Next results signal a good Christmas for UK retailers

Next has raised hopes for the retail sector by revealing a better than expected Christmas, with strong online sales offsetting a fall at its high street stores.

In a trading statement, the clothing and home chain said sales rose 1.5% in the 54 days to 24 December. A fall of 0.3% had been forecast.

Shares in Next, the first major retailer to report on festive trading, jumped almost 10% in early trading. Marks & Spencer and Primark-owner Associated British Foods were also up, rising about 3%, on hopes that they may also have fared better than expected.

The retailer upgraded its profit expectations for the year to January by £8m, to £725m, after sales benefited from the colder weather in the run up to Christmas. Profit guidance is now between £718m and £732m and performance will depend on the clearance sales in January.

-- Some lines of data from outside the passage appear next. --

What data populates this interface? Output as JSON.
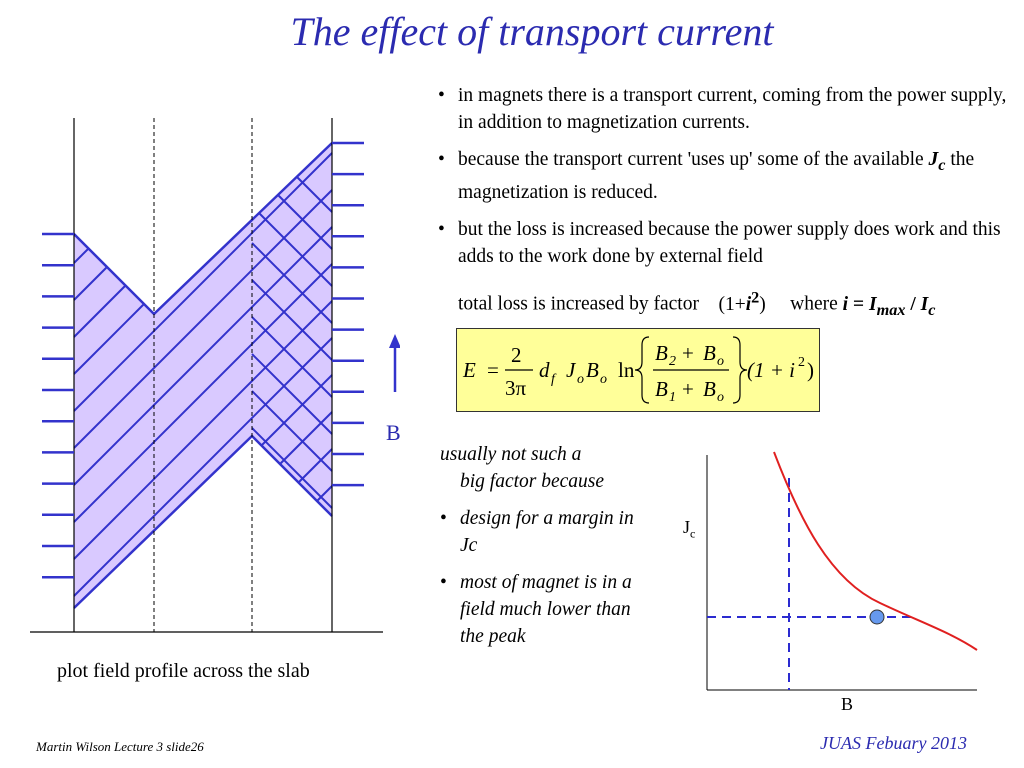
{
  "title": "The effect of transport current",
  "bullets": [
    "in magnets there is a transport current, coming from the power supply, in addition to magnetization currents.",
    {
      "pre": "because the transport current 'uses up' some of the available ",
      "sym": "J",
      "sub": "c",
      "post": " the magnetization is reduced."
    },
    "but the loss is increased because the power supply does work and this adds to the work done by external field"
  ],
  "loss_factor": {
    "text": "total loss is increased by factor",
    "factor_pre": "(1+",
    "factor_var": "i",
    "factor_exp": "2",
    "factor_post": ")",
    "where": "where",
    "def_i": "i",
    "def_eq": " = ",
    "def_imax": "I",
    "def_imax_sub": "max",
    "def_slash": " / ",
    "def_ic": "I",
    "def_ic_sub": "c"
  },
  "formula": {
    "lhs": "E",
    "eq": "=",
    "frac_num": "2",
    "frac_den": "3π",
    "df": "d",
    "df_sub": "f",
    "j": "J",
    "j_sub": "o",
    "b": "B",
    "b_sub": "o",
    "ln": "ln",
    "num_b2": "B",
    "num_b2_sub": "2",
    "num_plus": "+",
    "num_bo": "B",
    "num_bo_sub": "o",
    "den_b1": "B",
    "den_b1_sub": "1",
    "den_plus": "+",
    "den_bo": "B",
    "den_bo_sub": "o",
    "tail": "(1 + i",
    "tail_exp": "2",
    "tail_close": ")"
  },
  "notes": {
    "head": [
      "usually not such a",
      "big factor because"
    ],
    "items": [
      "design for a margin in Jc",
      "most of magnet is in a field much lower than the peak"
    ]
  },
  "left_diagram": {
    "b_label": "B",
    "caption": "plot field profile across the slab",
    "fill_color": "#d9c9ff",
    "line_color": "#3333cc"
  },
  "right_graph": {
    "y_label": "J",
    "y_label_sub": "c",
    "x_label": "B",
    "curve_color": "#e02020",
    "guide_color": "#2b2bd0",
    "point_color": "#6699ee"
  },
  "footer": {
    "left": "Martin Wilson Lecture 3 slide26",
    "right": "JUAS Febuary 2013"
  }
}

Next said that all its growth came online, where sales rose 13.6%. The chain’s high street stores suffered a 6.1% slump. That pattern is expected to be repeated across the retail sector as companies including Marks & Spencer, Debenhams, John Lewis and House of Fraser next week reveal how they fared over the most important part of the trading year.

Retailers were expected to have suffered a tricky trading period after several reported poor autumn sales. Next shares dived in October after it warned of “extremely volatile” trading, with shop sales falling.

Despite Next’s better than expected Christmas, the company warned of a difficult year ahead in which profits were likely to fall. It said costs were likely to rise by about 2% in the first half of the year while sales would rise by 1%.

“Many of the challenges we faced last year look set to continue into the year ahead. Subdued consumer demand driven by a decline in real income, the increase in experiential spending at the expense of clothing, and inflation in our cost prices remain challenges for 2018,” the company said in a statement.

But Next, which is led by Tory peer Lord Simon Wolfson, said cost price inflation was easing and was likely to disappear in the second half of the year.